O Oasis teve seus momentos de glória ao tocar CHAMPAGNE SUPERNOVA e WONDERWALL.
Com DON'T LOOK BACK IN ANGER, o público delirou. A despedida ocorreu com MY
GENERATION. Horas antes, em uma monossilábica coletiva à imprensa, os
integrantes da banda responderam a quase todas as perguntas com a mesma frase
curinga, It's a shit (é uma m....), que o intérprete argentino traduzia em uma
versão mais light como "é uma porcaria". Noel foi mais expressivo e comentou que
havia deixado as drogas: "Agora gasto dinheiro comprando caramelos para mim e
drogas para meu irmão (Liam)."
Sem tirar os óculos escuros, com expressão de tédio supremo, Noel ouviu um
jornalista indagar se havia alguma coisa no mundo que o deixasse feliz e o
aproximaria de seu público. Respondeu: "Realmente, não." E sobre o que conheciam
da Argentina, alguns responderam sem sutilezas: "Nada." Noel mostrou mais
conhecimento: "Eeeh... Maradona. E além disso... Maradona, pois é!"
Provável repertório
Em Buenos Aires: clássicos que compareceram no show
01 - TURN UP THE SUN
02 - LYLA
03 - CIGARETTES & ALCOHOL
04 - THE IMPORTANCE OF BEING IDLE
05 - MORNING GLORY
06 - ROCK'N'ROLL STAR
07 - HEY, HEY, MY, MY (Neil Young)
08 - CHAMPAGNE SUPERNOVA
09 - DON'T LOOK BACK IN ANGER
10 - WONDERWALL
11 - I AM THE WALRUS (Beatles)
12 - MY GENERATION (The Who)
Em São Paulo: clássicos que podem aparecer aqui
13 - D'YOU KNOW WHAT I MEAN?
14 - DON'T GO AWAY
15 - STAND BY ME
16 - ALL AROUND THE WORLD
17 - LIVE FOREVER
INGLESES DO OASIS CHEGAM A SÃO PAULO
Banda faz show hoje à noite no Credicard Hall para 15 mil pessoas
por Jotabê Medeiros
Chegaram no início da noite de ontem a São Paulo, no vôo 8921 da Varig, vindos
de Santiago, no Chile, os integrantes da banda inglesa Oasis. Pouco mais de 70
fãs os aguardavam no Aeroporto de Cumbica. Todos juntos - Noel e Liam Gallagher,
Gem Archer, Andy Bell e o baterista Zak Starkey, filho de Ringo Starr, dos
Beatles -, posaram para fotos e deram autógrafos, demonstrando disposição e
simpatia. Depois, em duas vans, com um carro da Polícia Militar escoltando,
seguiram para um hotel nos Jardins.
O Oasis se apresenta hoje, às 21 horas, no estacionamento do Credicard Hall, na
zona sul de São Paulo, para cerca de 15 mil pessoas. Os ingressos estão
esgotados desde o dia 28 de fevereiro. A banda já tocou no Brasil em 1998 e
2001.
OASIS TOCA PARA PÚBLICO DEBAIXO DE FORTE CHUVA
Com pontualidade britânica, o Oasis fez o primeiro show internacional no
estacionamento do Credicard Hall, para cerca de 15 mil pessoas
por Flavia Guerra
"Chove como em Manchester". Esta foi a melhor definição que o vocalista Liam
Gallagher deu para a noite de show da banda. Com pontualidade britânica, o Oasis
fez o primeiro show internacional no estacionamento do Credicard Hall, para
cerca de 15 mil pessoas, que pularam ao som de TURN UP THE SUN, faixa do
elogiado último CD da banda, DON'T BELIEVE THE TRUTH.

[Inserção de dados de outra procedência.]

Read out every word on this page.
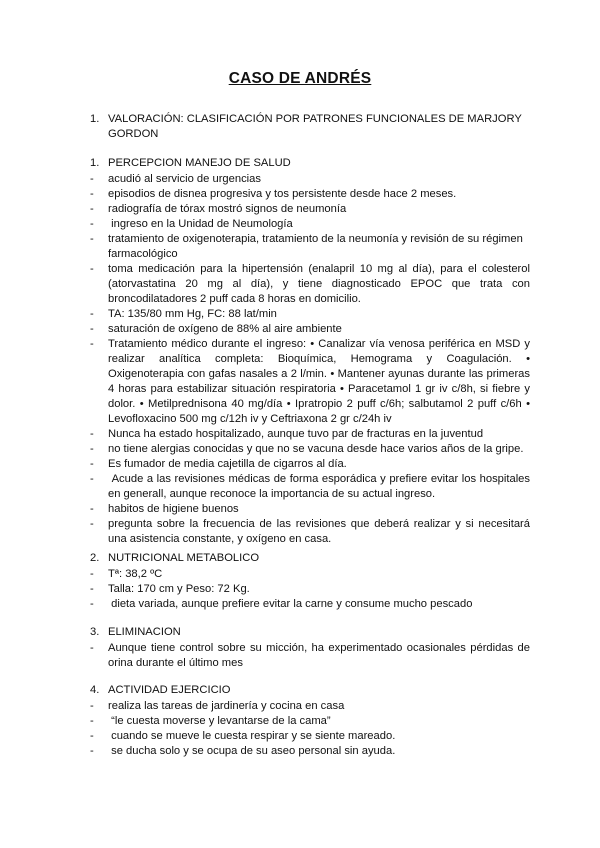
CASO DE ANDRÉS
1. VALORACIÓN: CLASIFICACIÓN POR PATRONES FUNCIONALES DE MARJORY GORDON
1. PERCEPCION MANEJO DE SALUD
-	acudió al servicio de urgencias
-	episodios de disnea progresiva y tos persistente desde hace 2 meses.
-	radiografía de tórax mostró signos de neumonía
-	ingreso en la Unidad de Neumología
-	tratamiento de oxigenoterapia, tratamiento de la neumonía y revisión de su régimen farmacológico
-	toma medicación para la hipertensión (enalapril 10 mg al día), para el colesterol (atorvastatina 20 mg al día), y tiene diagnosticado EPOC que trata con broncodilatadores 2 puff cada 8 horas en domicilio.
-	TA: 135/80 mm Hg, FC: 88 lat/min
-	saturación de oxígeno de 88% al aire ambiente
-	Tratamiento médico durante el ingreso: • Canalizar vía venosa periférica en MSD y realizar analítica completa: Bioquímica, Hemograma y Coagulación. • Oxigenoterapia con gafas nasales a 2 l/min. • Mantener ayunas durante las primeras 4 horas para estabilizar situación respiratoria • Paracetamol 1 gr iv c/8h, si fiebre y dolor. • Metilprednisona 40 mg/día • Ipratropio 2 puff c/6h; salbutamol 2 puff c/6h • Levofloxacino 500 mg c/12h iv y Ceftriaxona 2 gr c/24h iv
-	Nunca ha estado hospitalizado, aunque tuvo par de fracturas en la juventud
-	no tiene alergias conocidas y que no se vacuna desde hace varios años de la gripe.
-	Es fumador de media cajetilla de cigarros al día.
-	Acude a las revisiones médicas de forma esporádica y prefiere evitar los hospitales en generall, aunque reconoce la importancia de su actual ingreso.
-	habitos de higiene buenos
-	pregunta sobre la frecuencia de las revisiones que deberá realizar y si necesitará una asistencia constante, y oxígeno en casa.
2. NUTRICIONAL METABOLICO
-	Tª: 38,2 ºC
-	Talla: 170 cm y Peso: 72 Kg.
-	dieta variada, aunque prefiere evitar la carne y consume mucho pescado
3. ELIMINACION
-	Aunque tiene control sobre su micción, ha experimentado ocasionales pérdidas de orina durante el último mes
4. ACTIVIDAD EJERCICIO
-	realiza las tareas de jardinería y cocina en casa
-	“le cuesta moverse y levantarse de la cama”
-	cuando se mueve le cuesta respirar y se siente mareado.
-	se ducha solo y se ocupa de su aseo personal sin ayuda.
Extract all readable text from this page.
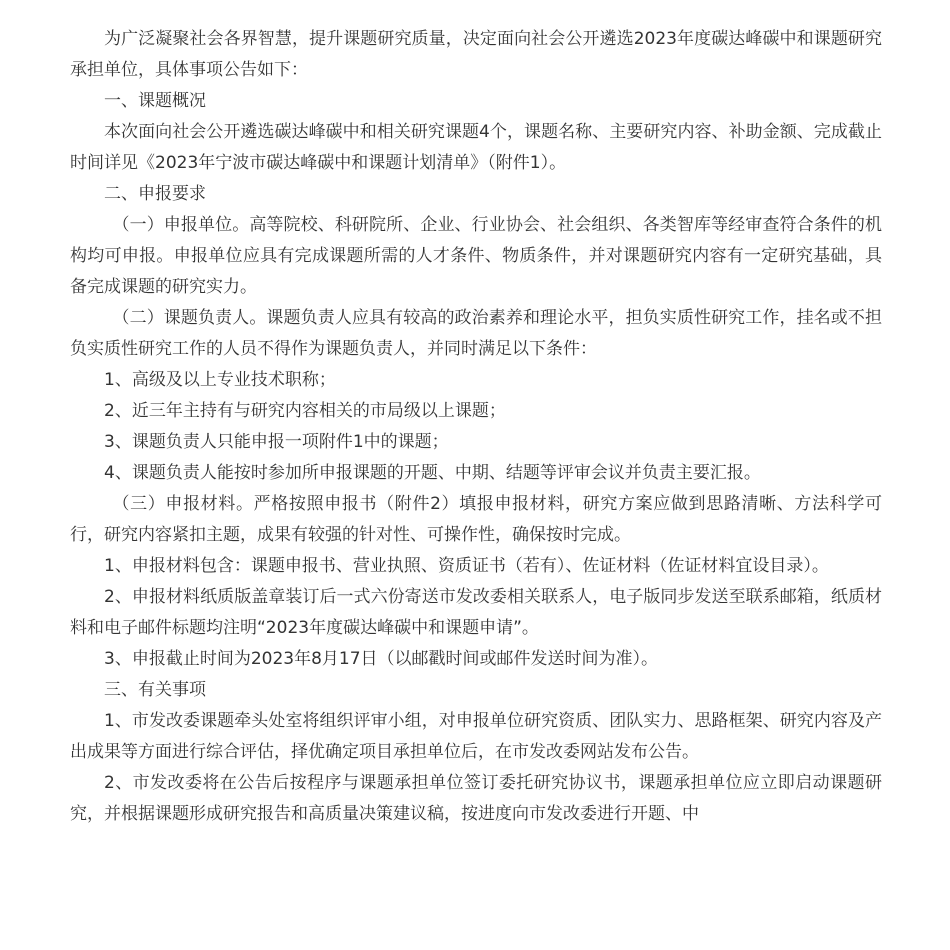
为广泛凝聚社会各界智慧，提升课题研究质量，决定面向社会公开遴选2023年度碳达峰碳中和课题研究承担单位，具体事项公告如下：

一、课题概况

本次面向社会公开遴选碳达峰碳中和相关研究课题4个，课题名称、主要研究内容、补助金额、完成截止时间详见《2023年宁波市碳达峰碳中和课题计划清单》（附件1）。

二、申报要求

（一）申报单位。高等院校、科研院所、企业、行业协会、社会组织、各类智库等经审查符合条件的机构均可申报。申报单位应具有完成课题所需的人才条件、物质条件，并对课题研究内容有一定研究基础，具备完成课题的研究实力。

（二）课题负责人。课题负责人应具有较高的政治素养和理论水平，担负实质性研究工作，挂名或不担负实质性研究工作的人员不得作为课题负责人，并同时满足以下条件：

1、高级及以上专业技术职称；

2、近三年主持有与研究内容相关的市局级以上课题；

3、课题负责人只能申报一项附件1中的课题；

4、课题负责人能按时参加所申报课题的开题、中期、结题等评审会议并负责主要汇报。

（三）申报材料。严格按照申报书（附件2）填报申报材料，研究方案应做到思路清晰、方法科学可行，研究内容紧扣主题，成果有较强的针对性、可操作性，确保按时完成。

1、申报材料包含：课题申报书、营业执照、资质证书（若有）、佐证材料（佐证材料宜设目录）。

2、申报材料纸质版盖章装订后一式六份寄送市发改委相关联系人，电子版同步发送至联系邮箱，纸质材料和电子邮件标题均注明“2023年度碳达峰碳中和课题申请”。

3、申报截止时间为2023年8月17日（以邮戳时间或邮件发送时间为准）。

三、有关事项

1、市发改委课题牵头处室将组织评审小组，对申报单位研究资质、团队实力、思路框架、研究内容及产出成果等方面进行综合评估，择优确定项目承担单位后，在市发改委网站发布公告。

2、市发改委将在公告后按程序与课题承担单位签订委托研究协议书，课题承担单位应立即启动课题研究，并根据课题形成研究报告和高质量决策建议稿，按进度向市发改委进行开题、中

A banda inglesa entrou no palco 1 minuto antes do programado. Quem deu mesmo as
caras pouco depois de 5 minutos de show foi a forte chuva, que começou a cair
quando a banda já tocava a segunda música da noite: LYLA.
O público ficou em boa parte encharcado e os vendedores de capas de chuva
puderam exagerar no preço da unidade: R$ 10,00. Mesmo assim, não tomou
conhecimento da tempestade e pulou do mesmo jeito. Quem tentava lucrar com a
chuva eram os vendedores de capas, que de R$ 3,00 passaram a cobrar R$ 10,00 por
uma capa que costuma ser encontrada por R$ 1,00. O som estava um pouco "abafado"

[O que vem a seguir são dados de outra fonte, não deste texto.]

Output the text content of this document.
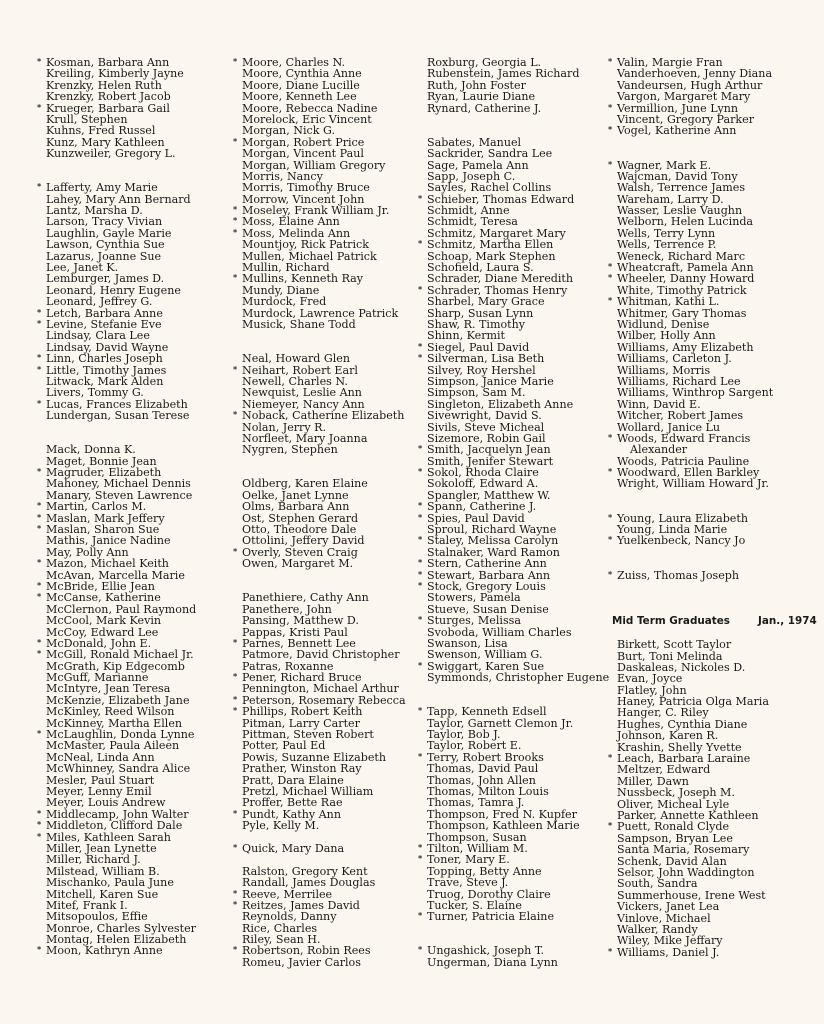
* Kosman, Barbara Ann
Kreiling, Kimberly Jayne
Krenzky, Helen Ruth
Krenzky, Robert Jacob
* Krueger, Barbara Gail
Krull, Stephen
Kuhns, Fred Russel
Kunz, Mary Kathleen
Kunzweiler, Gregory L.
* Lafferty, Amy Marie
Lahey, Mary Ann Bernard
Lantz, Marsha D.
Larson, Tracy Vivian
Laughlin, Gayle Marie
Lawson, Cynthia Sue
Lazarus, Joanne Sue
Lee, Janet K.
Lemburger, James D.
Leonard, Henry Eugene
Leonard, Jeffrey G.
* Letch, Barbara Anne
* Levine, Stefanie Eve
Lindsay, Clara Lee
Lindsay, David Wayne
* Linn, Charles Joseph
* Little, Timothy James
Litwack, Mark Alden
Livers, Tommy G.
* Lucas, Frances Elizabeth
Lundergan, Susan Terese
Mack, Donna K.
Maget, Bonnie Jean
* Magruder, Elizabeth
Mahoney, Michael Dennis
Manary, Steven Lawrence
* Martin, Carlos M.
* Maslan, Mark Jeffery
* Maslan, Sharon Sue
Mathis, Janice Nadine
May, Polly Ann
* Mazon, Michael Keith
McAvan, Marcella Marie
* McBride, Ellie Jean
* McCanse, Katherine
McClernon, Paul Raymond
McCool, Mark Kevin
McCoy, Edward Lee
* McDonald, John E.
* McGill, Ronald Michael Jr.
McGrath, Kip Edgecomb
McGuff, Marianne
McIntyre, Jean Teresa
McKenzie, Elizabeth Jane
McKinley, Reed Wilson
McKinney, Martha Ellen
* McLaughlin, Donda Lynne
McMaster, Paula Aileen
McNeal, Linda Ann
McWhinney, Sandra Alice
Mesler, Paul Stuart
Meyer, Lenny Emil
Meyer, Louis Andrew
* Middlecamp, John Walter
* Middleton, Clifford Dale
* Miles, Kathleen Sarah
Miller, Jean Lynette
Miller, Richard J.
Milstead, William B.
Mischanko, Paula June
Mitchell, Karen Sue
Mitef, Frank I.
Mitsopoulos, Effie
Monroe, Charles Sylvester
Montag, Helen Elizabeth
* Moon, Kathryn Anne
* Moore, Charles N.
Moore, Cynthia Anne
Moore, Diane Lucille
Moore, Kenneth Lee
Moore, Rebecca Nadine
Morelock, Eric Vincent
Morgan, Nick G.
* Morgan, Robert Price
Morgan, Vincent Paul
Morgan, William Gregory
Morris, Nancy
Morris, Timothy Bruce
Morrow, Vincent John
* Moseley, Frank William Jr.
* Moss, Elaine Ann
* Moss, Melinda Ann
Mountjoy, Rick Patrick
Mullen, Michael Patrick
Mullin, Richard
* Mullins, Kenneth Ray
Mundy, Diane
Murdock, Fred
Murdock, Lawrence Patrick
Musick, Shane Todd
Neal, Howard Glen
* Neihart, Robert Earl
Newell, Charles N.
Newquist, Leslie Ann
Niemeyer, Nancy Ann
* Noback, Catherine Elizabeth
Nolan, Jerry R.
Norfleet, Mary Joanna
Nygren, Stephen
Oldberg, Karen Elaine
Oelke, Janet Lynne
Olms, Barbara Ann
Ost, Stephen Gerard
Otto, Theodore Dale
Ottolini, Jeffery David
* Overly, Steven Craig
Owen, Margaret M.
Panethiere, Cathy Ann
Panethere, John
Pansing, Matthew D.
Pappas, Kristi Paul
* Parnes, Bennett Lee
Patmore, David Christopher
Patras, Roxanne
* Pener, Richard Bruce
Pennington, Michael Arthur
* Peterson, Rosemary Rebecca
* Phillips, Robert Keith
Pitman, Larry Carter
Pittman, Steven Robert
Potter, Paul Ed
Powis, Suzanne Elizabeth
Prather, Winston Ray
Pratt, Dara Elaine
Pretzl, Michael William
Proffer, Bette Rae
* Pundt, Kathy Ann
Pyle, Kelly M.
* Quick, Mary Dana
Ralston, Gregory Kent
Randall, James Douglas
* Reeve, Merrilee
* Reitzes, James David
Reynolds, Danny
Rice, Charles
Riley, Sean H.
* Robertson, Robin Rees
Romeu, Javier Carlos
Roxburg, Georgia L.
Rubenstein, James Richard
Ruth, John Foster
Ryan, Laurie Diane
Rynard, Catherine J.
Sabates, Manuel
Sackrider, Sandra Lee
Sage, Pamela Ann
Sapp, Joseph C.
Sayles, Rachel Collins
* Schieber, Thomas Edward
Schmidt, Anne
Schmidt, Teresa
Schmitz, Margaret Mary
* Schmitz, Martha Ellen
Schoap, Mark Stephen
Schofield, Laura S.
Schrader, Diane Meredith
* Schrader, Thomas Henry
Sharbel, Mary Grace
Sharp, Susan Lynn
Shaw, R. Timothy
Shinn, Kermit
* Siegel, Paul David
* Silverman, Lisa Beth
Silvey, Roy Hershel
Simpson, Janice Marie
Simpson, Sam M.
Singleton, Elizabeth Anne
Sivewright, David S.
Sivils, Steve Micheal
Sizemore, Robin Gail
* Smith, Jacquelyn Jean
Smith, Jenifer Stewart
* Sokol, Rhoda Claire
Sokoloff, Edward A.
Spangler, Matthew W.
* Spann, Catherine J.
* Spies, Paul David
Sproul, Richard Wayne
* Staley, Melissa Carolyn
Stalnaker, Ward Ramon
* Stern, Catherine Ann
* Stewart, Barbara Ann
* Stock, Gregory Louis
Stowers, Pamela
Stueve, Susan Denise
* Sturges, Melissa
Svoboda, William Charles
Swanson, Lisa
Swenson, William G.
* Swiggart, Karen Sue
Symmonds, Christopher Eugene
* Tapp, Kenneth Edsell
Taylor, Garnett Clemon Jr.
Taylor, Bob J.
Taylor, Robert E.
* Terry, Robert Brooks
Thomas, David Paul
Thomas, John Allen
Thomas, Milton Louis
Thomas, Tamra J.
Thompson, Fred N. Kupfer
Thompson, Kathleen Marie
Thompson, Susan
* Tilton, William M.
* Toner, Mary E.
Topping, Betty Anne
Trave, Steve J.
Truog, Dorothy Claire
Tucker, S. Elaine
* Turner, Patricia Elaine
* Ungashick, Joseph T.
Ungerman, Diana Lynn
* Valin, Margie Fran
Vanderhoeven, Jenny Diana
Vandeursen, Hugh Arthur
Vargon, Margaret Mary
* Vermillion, June Lynn
Vincent, Gregory Parker
* Vogel, Katherine Ann
* Wagner, Mark E.
Wajcman, David Tony
Walsh, Terrence James
Wareham, Larry D.
Wasser, Leslie Vaughn
Welborn, Helen Lucinda
Wells, Terry Lynn
Wells, Terrence P.
Weneck, Richard Marc
* Wheatcraft, Pamela Ann
* Wheeler, Danny Howard
White, Timothy Patrick
* Whitman, Kathi L.
Whitmer, Gary Thomas
Widlund, Denise
Wilber, Holly Ann
Williams, Amy Elizabeth
Williams, Carleton J.
Williams, Morris
Williams, Richard Lee
Williams, Winthrop Sargent
Winn, David E.
Witcher, Robert James
Wollard, Janice Lu
* Woods, Edward Francis
Alexander
Woods, Patricia Pauline
* Woodward, Ellen Barkley
Wright, William Howard Jr.
* Young, Laura Elizabeth
Young, Linda Marie
* Yuelkenbeck, Nancy Jo
* Zuiss, Thomas Joseph
Mid Term Graduates	Jan., 1974
Birkett, Scott Taylor
Burt, Toni Melinda
Daskaleas, Nickoles D.
Evan, Joyce
Flatley, John
Haney, Patricia Olga Maria
Hanger, C. Riley
Hughes, Cynthia Diane
Johnson, Karen R.
Krashin, Shelly Yvette
* Leach, Barbara Laraine
Meltzer, Edward
Miller, Dawn
Nussbeck, Joseph M.
Oliver, Micheal Lyle
Parker, Annette Kathleen
* Puett, Ronald Clyde
Sampson, Bryan Lee
Santa Maria, Rosemary
Schenk, David Alan
Selsor, John Waddington
South, Sandra
Summerhouse, Irene West
Vickers, Janet Lea
Vinlove, Michael
Walker, Randy
Wiley, Mike Jeffary
* Williams, Daniel J.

e o telão apresentou vários problemas devido a forte chuva. Antes de cantar LIVE
FOREVER, Liam fez questão de aplaudir o público, que não arredou o pé.
Em uma apresentação que destoou dos últimos que São Paulo vem recebendo, não se
via a mesma histeria nem frescuras que tomaram conta dos shows, como o do U2.
Invertendo o costumeiro pedido das produções de bandas internacionais, que
permitem serem fotografados até as três primeiras musicas iniciais, o Oasis o
faz a partir da quarta canção, pois dizem ficar nervosos no início do show.
O Oasis realizou um show de acordo com o previsto, seguindo à risca a ordem do
set list distribuído à imprensa.
Tribo
Os fãs vieram de várias partes do Brasil, como Santa Catarina, Rio de Janeiro,
Ribeirão Preto, Curitiba, o que ajudou a banda a se sentir em casa. O Oasis
retribuiu e tocou outros hits como MORNING GLORY.
O público, fazia a linha "moderninho", a maioria na faixa dos 20 anos. Quem
destoava era Luis Brusco, de 47 anos, que foi "levado" pelo filho Rodrigo, de
12. "Agente não conseguiu comprar ingresso para o U2. Eu estava devendo um show
pra ele, então o Oasis veio a calhar", declarou o gráfico, que pagou entrada
inteira para ele e para o filho.
"Quando chegamos para comprar já não tinha mais para estudantes, mas valeu a
pena pagar a inteira porque o Oasis também é ótimo", disse Rodrigo, que toca
guitarra e achou mediano o show de abertura da noite, da banda carioca Moptop,
que cantou em português. A banda carioca entrou no palco às 21h05 e às 21h40
fazia sua despedida, proferindo vários palavrões por conta de seu vocalista para
um público até muito comportado para um show de rock.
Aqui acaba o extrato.